Lese-Tipp der Stadtbücherei Tönisvorst Einblicke in die tägliche Überforderung eines Vaters
Tönisvorst · Carmen Alonso ist die Leiterin der Tönisvorster Stadtbücherei an der Hochstraße in St. Tönis. In loser Folge gibt sie unseren Lesern Literaturtipps. Diesmal: „Maksym“ von Dirk Stermann, erschienen im Rowohlt-Verlag.
(Red) Carmen Alonso ist die Leiterin der Tönisvorster Stadtbücherei an der Hochstraße in St. Tönis. In loser Folge gibt sie unseren Lesern Literaturtipps. Diesmal: „Maksym“ von Dirk Stermann, erschienen im Rowohlt-Verlag.
Alles scheint gut eingespielt in der Beziehung von Nina und Dirk: Er, erfolgreicher Autor, Comedian, Fernsehstar, ist die meiste Zeit des Jahres auf Tour oder eilt von Sendung zu Sendung; sie, um einiges jünger und ebenfalls im Kulturbereich tätig, bleibt zu Hause bei dem gemeinsamen Sohn Hermann und erwischt höchstens ab und zu einen Museumsjob.

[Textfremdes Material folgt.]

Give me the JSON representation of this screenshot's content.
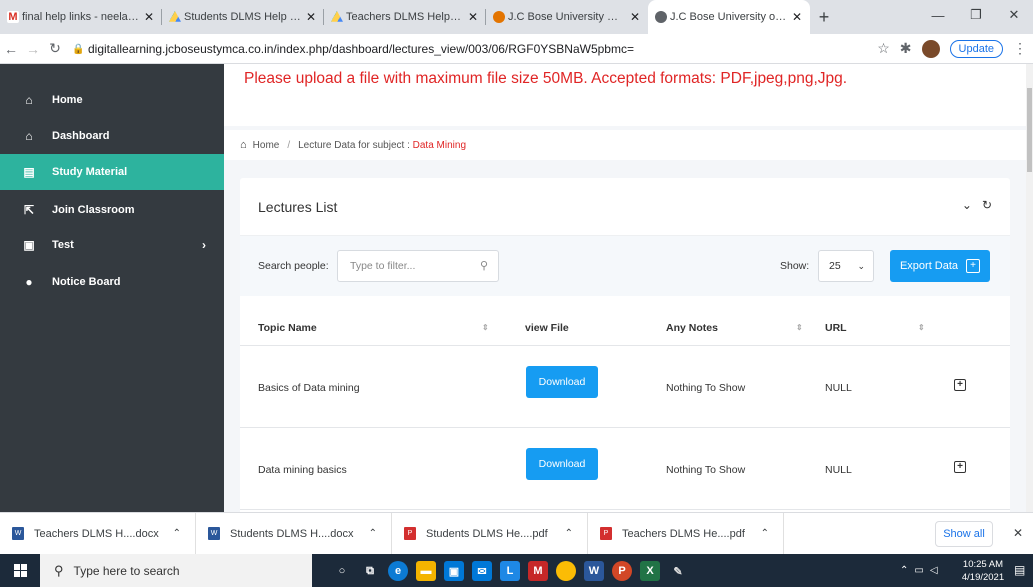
{
  "browser": {
    "tabs": [
      {
        "title": "final help links - neelam.du",
        "icon": "gmail-icon",
        "color": "#d93025"
      },
      {
        "title": "Students DLMS Help Book",
        "icon": "drive-icon",
        "color": "#1fa463"
      },
      {
        "title": "Teachers DLMS Help Book",
        "icon": "drive-icon",
        "color": "#1fa463"
      },
      {
        "title": "J.C Bose University Of Scien",
        "icon": "university-icon",
        "color": "#e37400"
      },
      {
        "title": "J.C Bose University of Scien",
        "icon": "globe-icon",
        "color": "#5f6368"
      }
    ],
    "url": "digitallearning.jcboseustymca.co.in/index.php/dashboard/lectures_view/003/06/RGF0YSBNaW5pbmc=",
    "update_label": "Update"
  },
  "sidebar": {
    "items": [
      {
        "label": "Home",
        "icon": "home-icon"
      },
      {
        "label": "Dashboard",
        "icon": "home-icon"
      },
      {
        "label": "Study Material",
        "icon": "book-icon",
        "active": true
      },
      {
        "label": "Join Classroom",
        "icon": "join-icon"
      },
      {
        "label": "Test",
        "icon": "test-icon",
        "caret": "›"
      },
      {
        "label": "Notice Board",
        "icon": "comment-icon"
      }
    ]
  },
  "main": {
    "notice": "Please upload a file with maximum file size 50MB. Accepted formats: PDF,jpeg,png,Jpg.",
    "breadcrumb": {
      "home": "Home",
      "separator": "/",
      "prefix": "Lecture Data for subject :",
      "subject": "Data Mining"
    },
    "card_title": "Lectures List",
    "search_label": "Search people:",
    "search_placeholder": "Type to filter...",
    "show_label": "Show:",
    "show_value": "25",
    "export_label": "Export Data",
    "table": {
      "headers": [
        "Topic Name",
        "view File",
        "Any Notes",
        "URL"
      ],
      "rows": [
        {
          "topic": "Basics of Data mining",
          "button": "Download",
          "notes": "Nothing To Show",
          "url": "NULL"
        },
        {
          "topic": "Data mining basics",
          "button": "Download",
          "notes": "Nothing To Show",
          "url": "NULL"
        }
      ]
    }
  },
  "downloads": {
    "items": [
      {
        "name": "Teachers DLMS H....docx",
        "type": "docx"
      },
      {
        "name": "Students DLMS H....docx",
        "type": "docx"
      },
      {
        "name": "Students DLMS He....pdf",
        "type": "pdf"
      },
      {
        "name": "Teachers DLMS He....pdf",
        "type": "pdf"
      }
    ],
    "show_all": "Show all"
  },
  "taskbar": {
    "search_placeholder": "Type here to search",
    "time": "10:25 AM",
    "date": "4/19/2021"
  }
}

Doch abgemacht war bei der Kindsgeburt vor vier Jahren etwas anderes, und genau das fordert Nina jetzt ein: Sie hat ein tolles Jobangebot in New York, welches sie wahrnehmen will, nun soll eben der Vater während dieser Monate verantwortlich sein für die Umsorgung des gemeinsamen Nachwuchses. Ein Babysitter muss her!
Maxim erweist sich als
Dirks Helfer in der Not
Es beginnt die Suche nach einer Person, der man das Kind anvertrauen kann, aber niemand unter den 41 Kandidatinnen scheint wirklich geeignet: zu schmoll-lippig und blond, zu jung und unerfahren, zu Fräulein Rottenmeierhaft.
Warum nicht den einzigen verbleibenden, männlichen Kandidaten ausprobieren, die Zeit bis zu Ninas Abreise naht schließlich, und Dirk kann seine langvereinbarten Auftritte nicht so kurzfristig absagen. Auftritt Maksym: stämmig, kahlköpfig, tätowiert.
Nina ist beruhigt, Klein-Hermann ist begeistert, nur Dirk maximal eifersüchtig; so schenkt Maxim etwa Hermann sein erstes Kinder-Fahrrad (Einfach Sperrmüll, neu lackiert, fertig!) und bringt ihm auch das Fahren bei, etwas, was eigentlich Schlaffi-Dirk seinem Sohn schon seit Monaten versprochen hat. Nicht ohne Grund haben Frau und Sohn dem meist abwesenden Vater wohl den nicht gerade nett gemeinten Spitznamen „Banksy“ gegeben, wie jener berühmte Streetart-Künstler, der seine Identität nicht preisgeben will.
Zudem scheint der beginnende Amerikaaufenthalt seiner Freundin sich nicht unbedingt als bereichernde Erfahrung für das Paar zu entwickeln. Als Dirks Leben langsam völlig aus den Fugen zu geraten beginnt und er fast in Rotwein und Selbstmitleid ertrinkt, erweist sich der mit allen Wassern gewaschene Maxim – zugleich liebevoller Freund für Hermann, aber ebenso resolut auftretend, wenn nötig – als Helfer in der Not. Dieser Roman über die tägliche Überforderung eines Vaters bei der Erziehung seines Sohnes ist einerseits voller Witz und Wortspielereien, andererseits auch bittersüß-sentimental. Genau passend in die graue trübe Winterzeit!